Merge provides both fuzzy and semantic search across the resolved entity graph:

# Fuzzy search
curl "https://merge-ai.app/v1/entities/search?q=Pfizer&entity_type=Manufacturer" \
  -H "X-API-Key: $API_KEY"

Search results for Pfizer


Final Analytics

After all ingestion and resolution:

Metric Value
Total records ingested 27
Automatic merges 2
Reviews generated 2
Reviews rejected (false positives) 2
Final golden entities 25

Analytics overview


Tips for Pharmaceutical Entity Resolution

  1. Use deterministic identity fields — Stock tickers, NDC codes, ICD codes, and CAS numbers provide authoritative links that bypass fuzzy matching entirely. Mark these as identity: true in your schema.

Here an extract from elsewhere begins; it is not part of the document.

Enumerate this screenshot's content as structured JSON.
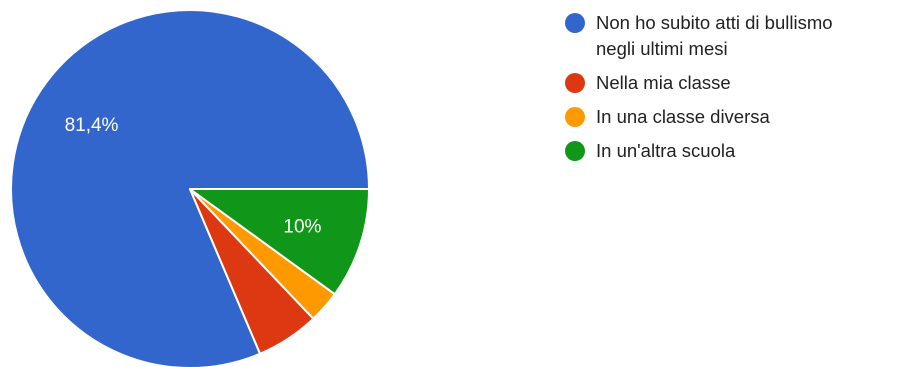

  2. Separate brand from generic — Brand names (Tylenol) and generic names (Acetaminophen) are distinct concepts. Design your schema so they resolve correctly as separate entities unless you explicitly want them merged.

  3. Source system tagging — Always include source_system when ingesting. This makes provenance tracking possible and helps during review.

  4. Leverage relationships for context — A drug entity becomes far more useful when connected to its manufacturer, conditions, and clinical trials. Define relationship types upfront.

  5. Tune thresholds for your domain — Clinical trial titles are long and varied, so they need lower review thresholds. Manufacturer names with standard abbreviations benefit from identity fields over fuzzy matching.

  6. Human review for edge cases — Route uncertain matches to domain experts rather than auto-merging. In pharma, a false merge (combining two different drugs) is far more dangerous than a false split.

  7. Batch ingest for initial loads — Use the batch endpoint for historical data migration. Use single-record ingest for real-time feeds from pharmacy systems and registries.


Conclusion

Entity resolution in pharmaceutical data is not optional — it is a prerequisite for building reliable drug knowledge graphs. Without it, you cannot confidently answer questions like "What clinical trials has this manufacturer conducted?" or "Which drugs treat this condition?"

Merge handles the complexity of multi-source pharmaceutical data by combining:

  • Deterministic matching via identity fields (tickers, ICD codes)
  • Fuzzy matching for name variations and abbreviations
  • Human-in-the-loop review for ambiguous cases
  • Graph relationships that connect the resolved entities into a navigable knowledge graph

The result is a single source of truth for your pharmaceutical data — regardless of how many systems contribute records or how inconsistently they format entity names.